Она бросила мне журнал. Но никакой кометы там, естественно, не было. Была клякса, вернее, отсутствие кляксы — типографской краски на темном фоне.
Нет, в этот раз я на эту подмену не соглашусь. Я уже имел вместо вихря — одноименный пылесос, а вместо галактики — одноименную соковыжималку.
— Все! — сказал я себе.— Сейчас или никогда!
— Тебе бы лишь из дому уйти! — зло проговорила мне вслед жена.
Я выскочил на улицу, впрыгнул в автобус. Я доехал до конца, посмотрел: никакой бездны наверху не было, все забивал свет согнутых фонарей.
Я сел в загородный автобус и вышел возле одинокой будки, стоявшей на краю огромного темного поля.
Я долго хлюпал по грязи и воде и, только войдя в полную темноту, поднял голову.
О-о-о-о! Вот это другое дело!
…Но где ж комета? Я долго искал ее среди бесчисленных звездочек и вдруг увидел ее в самом низу, у горизонта,— тусклая звездочка с летящим от нее маленьким лучиком… Во-от! Я пристально смотрел на нее, и мне показалось, что она движется — лучик чуть-чуть развернулся. Потом я заметил, что лучик еще вырос. Что такое? Об этом ничего не писали! Сердце вдруг запрыгало, как пойманная рыба… Точно! Приближается! Знал бы я, что это так страшно!
И тут, словно вспомнив обо мне, лучик повернулся и стал светить в мою сторону!
Это уже не мерцание — свет! За кочками на пустыре протянулись длинные подвижные тени.
Слепящий шар приближался все быстрее — и вот весь мокрый пустырь, всегда темный по ночам, осветился ярким мертвенным светом!
Быстро стал нарастать страшный грохот. Я почувствовал, что земля подо мной дрогнула. Я сделал шаг, поскользнулся, упал. Земля прыгала подо мною, как живая.
Потом я поднялся и увидел, как по насыпи, сотрясая все вокруг, промчался тяжелый товарный поезд…
То хохоча, то снова испытывая возвращающиеся приступы ужаса, я приехал домой и лег.
Проснулся я на какой-то длинной веранде. Солнце освещало ее через крайнее оранжевое стеклышко. Я долго лежал неподвижно. Солнце передвинулось, светило через следующее стеклышко — красное, потом через следующее — зеленое… и, быстро миновав все стекла террасы, скрылось за дощатой стеной.

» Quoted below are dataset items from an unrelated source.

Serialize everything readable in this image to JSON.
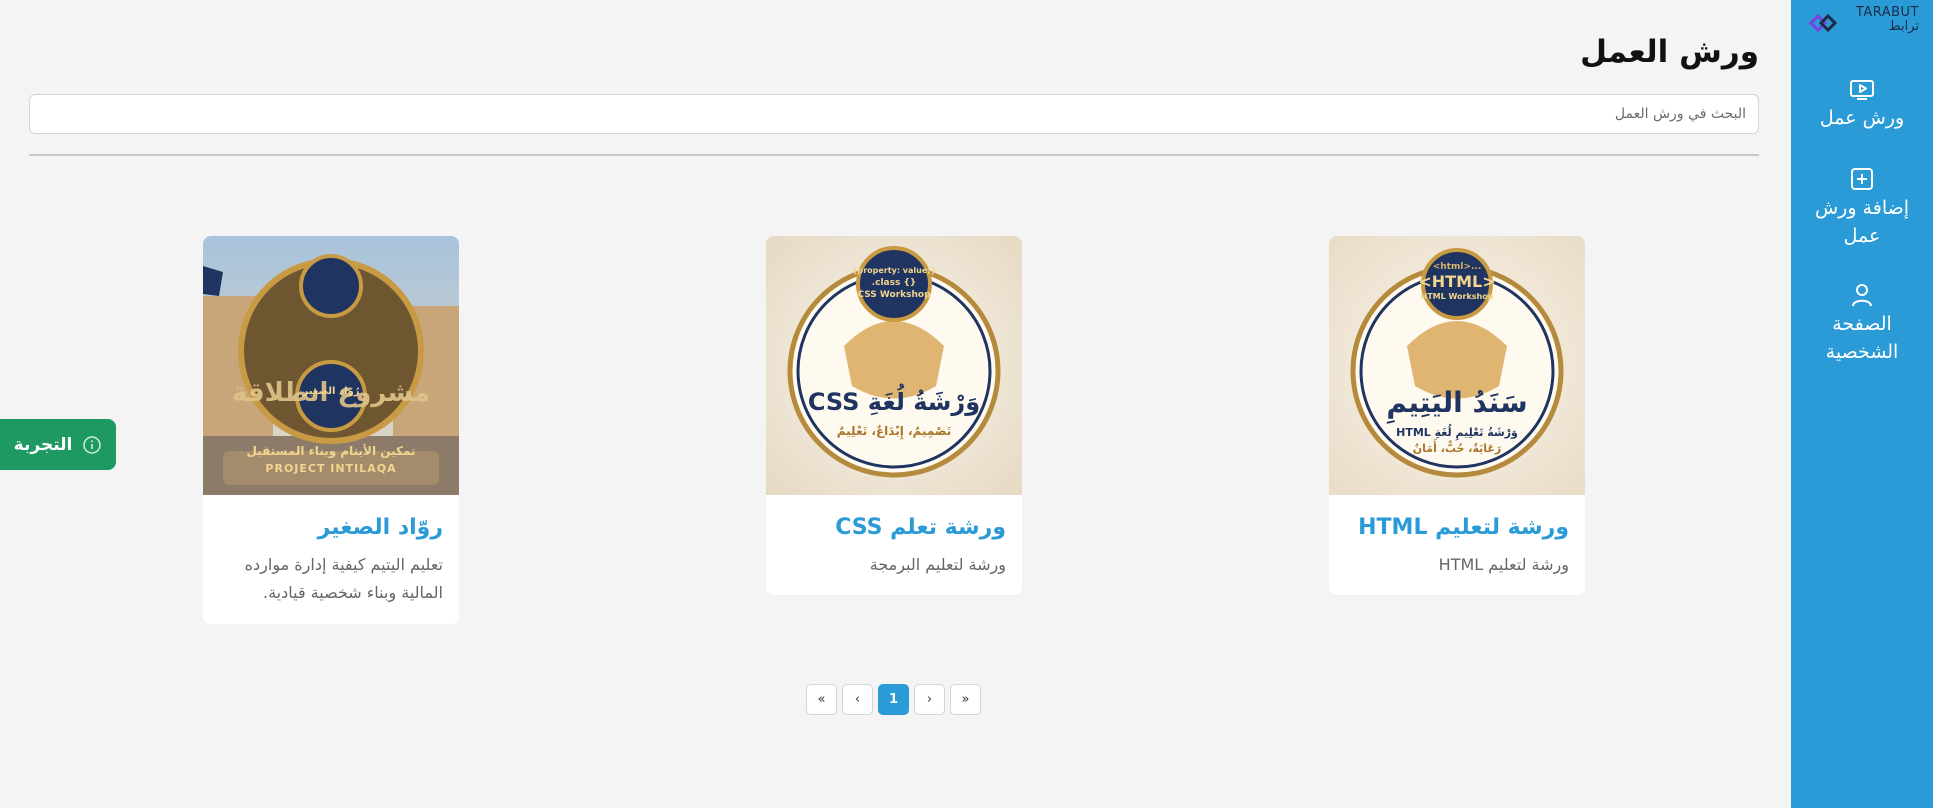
{
  "brand": {
    "name_latin": "TARABUT",
    "name_arabic": "ترابط",
    "accent_color": "#2a9bd6"
  },
  "sidebar": {
    "items": [
      {
        "label": "ورش عمل",
        "icon": "video-play-icon"
      },
      {
        "label": "إضافة ورش عمل",
        "icon": "plus-square-icon"
      },
      {
        "label": "الصفحة الشخصية",
        "icon": "user-icon"
      }
    ]
  },
  "main": {
    "title": "ورش العمل",
    "search": {
      "placeholder": "البحث في ورش العمل",
      "value": ""
    }
  },
  "workshops": [
    {
      "title": "ورشة لتعليم HTML",
      "description": "ورشة لتعليم HTML",
      "image": {
        "badge_top": "<html>...",
        "badge_main": "<HTML>",
        "badge_sub": "HTML Workshop",
        "headline": "سَنَدُ اليَتِيمِ",
        "line": "وَرْشَةُ تَعْلِيمِ لُغَةِ HTML",
        "tagline": "رَعَايَةٌ، حُبٌّ، أَمَانٌ"
      }
    },
    {
      "title": "ورشة تعلم CSS",
      "description": "ورشة لتعليم البرمجة",
      "image": {
        "badge_top": "{property: value;}",
        "badge_main": ".class {}",
        "badge_sub": "CSS Workshop",
        "headline": "وَرْشَةُ لُغَةِ CSS",
        "tagline": "تَصْمِيمٌ، إِبْدَاعٌ، تَعْلِيمٌ"
      }
    },
    {
      "title": "روّاد الصغير",
      "description": "تعليم اليتيم كيفية إدارة موارده المالية وبناء شخصية قيادية.",
      "image": {
        "headline": "مشروع انطلاقة",
        "badge_main": "رُوّاد الصغير",
        "line": "تمكين الأيتام وبناء المستقبل",
        "tagline": "PROJECT INTILAQA"
      }
    }
  ],
  "trial_tab": {
    "label": "التجربة",
    "icon": "info-circle-icon",
    "color": "#1f9962"
  },
  "pagination": {
    "first": "«",
    "prev": "‹",
    "current": "1",
    "next": "›",
    "last": "»"
  }
}
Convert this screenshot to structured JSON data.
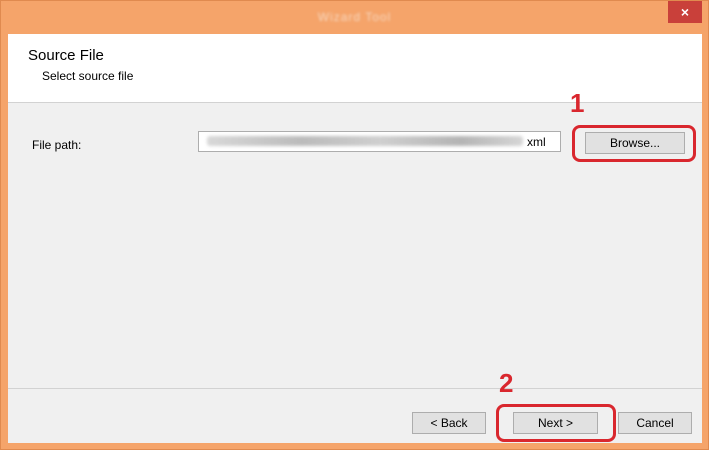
{
  "window": {
    "title": "Wizard Tool",
    "close_glyph": "×"
  },
  "header": {
    "title": "Source File",
    "subtitle": "Select source file"
  },
  "form": {
    "file_path_label": "File path:",
    "file_path_value_suffix": "xml",
    "browse_label": "Browse..."
  },
  "footer": {
    "back_label": "< Back",
    "next_label": "Next >",
    "cancel_label": "Cancel"
  },
  "annotations": {
    "step1": "1",
    "step2": "2",
    "color": "#d9272e"
  },
  "icons": {
    "close": "close-icon"
  }
}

И почти сразу же показалось в начале, снова светило сквозь оранжевое стеклышко, потом через красное… Прошло через все стеклышки еще быстрее и почти сразу же засверкало через первое… Третий круг… Четвертый! Я закричал.
Я заболел. Официально считается, что я простудился, шастая по пустырю. Но на самом-то деле — меня продуло из бездны.
Прошло некоторое время, прежде чем я стал выздоравливать. Ко мне постепенно возвращались слух, зрение, нюх, причем свежие, обостренные, словно бы отдохнувшие и встряхнувшиеся, и сопровождалось это давно забытым блаженством.
Как рыхло, кусками, с клейким прохладным ветерком отпадают кипы страниц в перелистываемой книге.
На дне чистой, вымытой, блестящей чашки свет лежал контуром яблочка.
Я поднялся, вышел в прихожую. В плоском луче солнца пыль закручивалась галактиками. Вот сверкнула муха, как комета. Я закашлялся и увидел, как в пыли проплыло три волны кашля.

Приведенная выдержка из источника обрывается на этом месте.